Un triste suceso ensombreció la corta historia de esta plaza. Fue la muerte del torero cómico Manuel Moreno Aragón. Este joven torero cómico participaba en el acostumbrado festival del Sindicato Hortícola, Sección de Tabacaleros. Hacía de "Señorita Panchita" y fue alcanzado por la becerra en uno de los saltos. Al caer se fracturó la columna vertebral y falleció al día siguiente, 23 de junio de 1952.


Plaza portátil de Nacional

En 1976 Octavio Martínez Nacional quiso montar una plaza portátil en terrenos de la Barriada de La Paz para organizar festejos. Se llegó a medio instalar la plaza pero no obtuvo permiso y hubo gran oposición de los aficionados por estimar que la plaza carecía de categoría para Cádiz


Plaza portátil en Telegrafía sin Hilos

En 1993 y con la organización de Luís Ortega, se instaló una plaza portátil de gran aforo en los terrenos de Telegrafía sin Hilos para recaudar fondos en beneficio de ASPADEMIS, una asociación benéfica de padres de minusválidos psíquicos.

Torearon Curro Romero, Rafael de Paula, José María Manzanares, Niño de la Capea, José Luis Galloso, David Luguillano y Marcos Sánchez Mejías. A caballo abrieron plaza Luis y Antonio Domecq que sustituyeron al anunciado Fermín Bohórquez Domecq que estaba en el cartel pero no toreó porque se lesionó. Los novillos corridos fueron de las ganaderías de Antonio Ordóñez, Santiago Domecq Bohórquez, Marcos Núñez, El Torero, María del Carmen Camacho, Carmen Segovia, Carlos Núñez y Rocío de la Cámara.

El festejo se celebró el 3 de abril de 1993 con la oposición de un sector de aficionados que consideraban que una plaza portátil era denigrante para la ciudad y la lógica postura de ciudadanos contrarios a la lidia.

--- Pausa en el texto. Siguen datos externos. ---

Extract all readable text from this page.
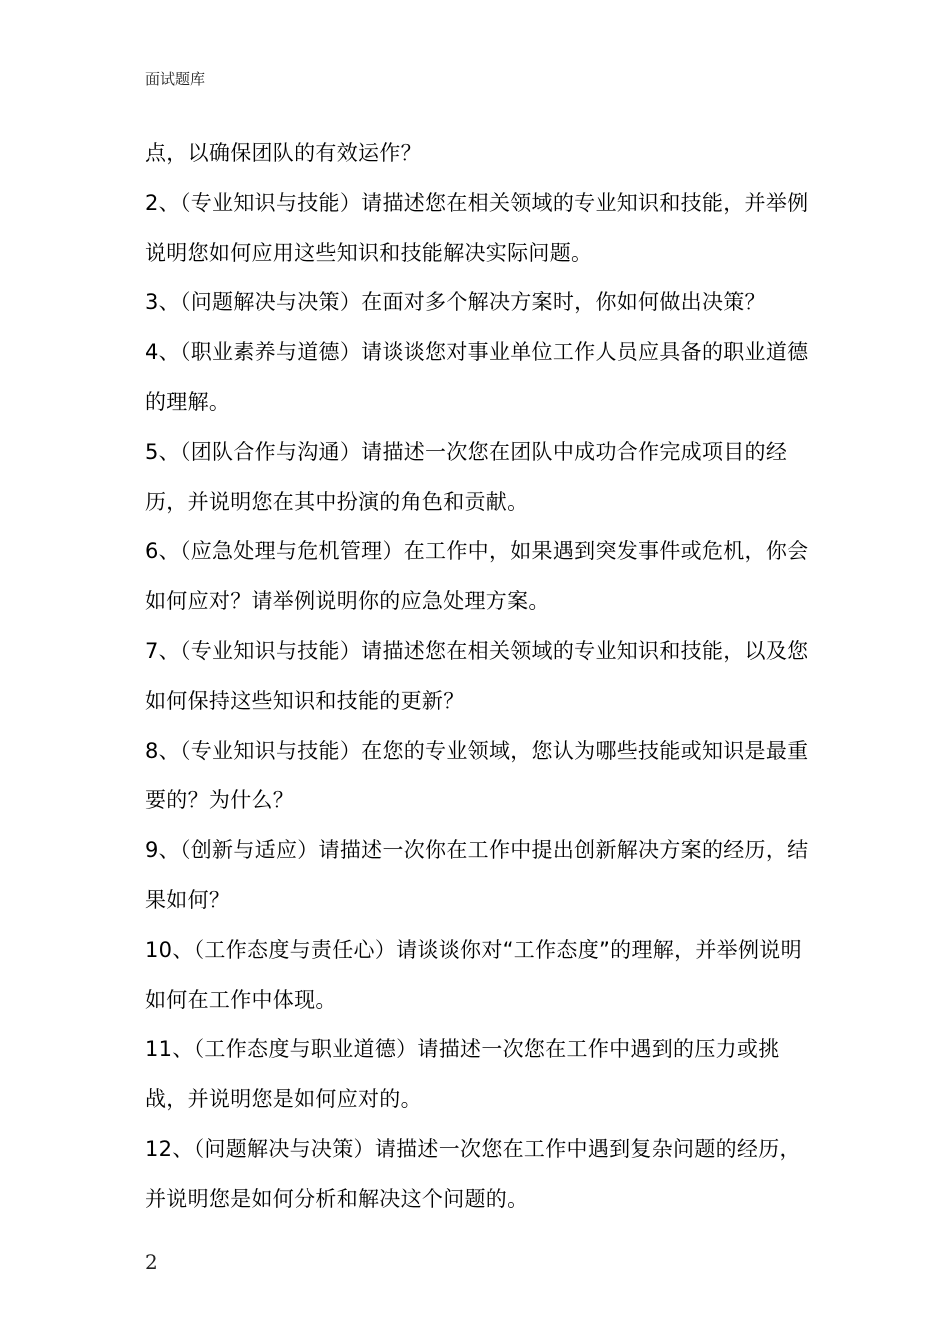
面试题库

点，以确保团队的有效运作？

2、（专业知识与技能）请描述您在相关领域的专业知识和技能，并举例说明您如何应用这些知识和技能解决实际问题。

3、（问题解决与决策）在面对多个解决方案时，你如何做出决策？

4、（职业素养与道德）请谈谈您对事业单位工作人员应具备的职业道德的理解。

5、（团队合作与沟通）请描述一次您在团队中成功合作完成项目的经历，并说明您在其中扮演的角色和贡献。

6、（应急处理与危机管理）在工作中，如果遇到突发事件或危机，你会如何应对？请举例说明你的应急处理方案。

7、（专业知识与技能）请描述您在相关领域的专业知识和技能，以及您如何保持这些知识和技能的更新？

8、（专业知识与技能）在您的专业领域，您认为哪些技能或知识是最重要的？为什么？

9、（创新与适应）请描述一次你在工作中提出创新解决方案的经历，结果如何？

10、（工作态度与责任心）请谈谈你对“工作态度”的理解，并举例说明如何在工作中体现。

11、（工作态度与职业道德）请描述一次您在工作中遇到的压力或挑战，并说明您是如何应对的。

12、（问题解决与决策）请描述一次您在工作中遇到复杂问题的经历，并说明您是如何分析和解决这个问题的。

2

Otros lugares donde se corrieron reses

Alrededor de 1880 se encontraba prestando el servicio militar en Cádiz el que luego sería matador de toros Enrique Santos "El Tortero", de Sevilla. En el cuartel de Ingenieros de Cádiz se organizó una corrida de novillos y participó el joven sevillano, que brindó la muerte del bicho a su Coronel. Le gustó tanto, que le dio licencia a Santos para continuar su profesión en Sevilla.

En los años cincuenta se celebró en el patio del Convento de Capuchinos y Manicomio alguna capea en la que se jugaron vaquillas y becerros. También existió una venta, nos contaba el fotógrafo taurino José Espinosa Escalante, extramuros, en San Severiano. Allí había una placita donde toreó su padre.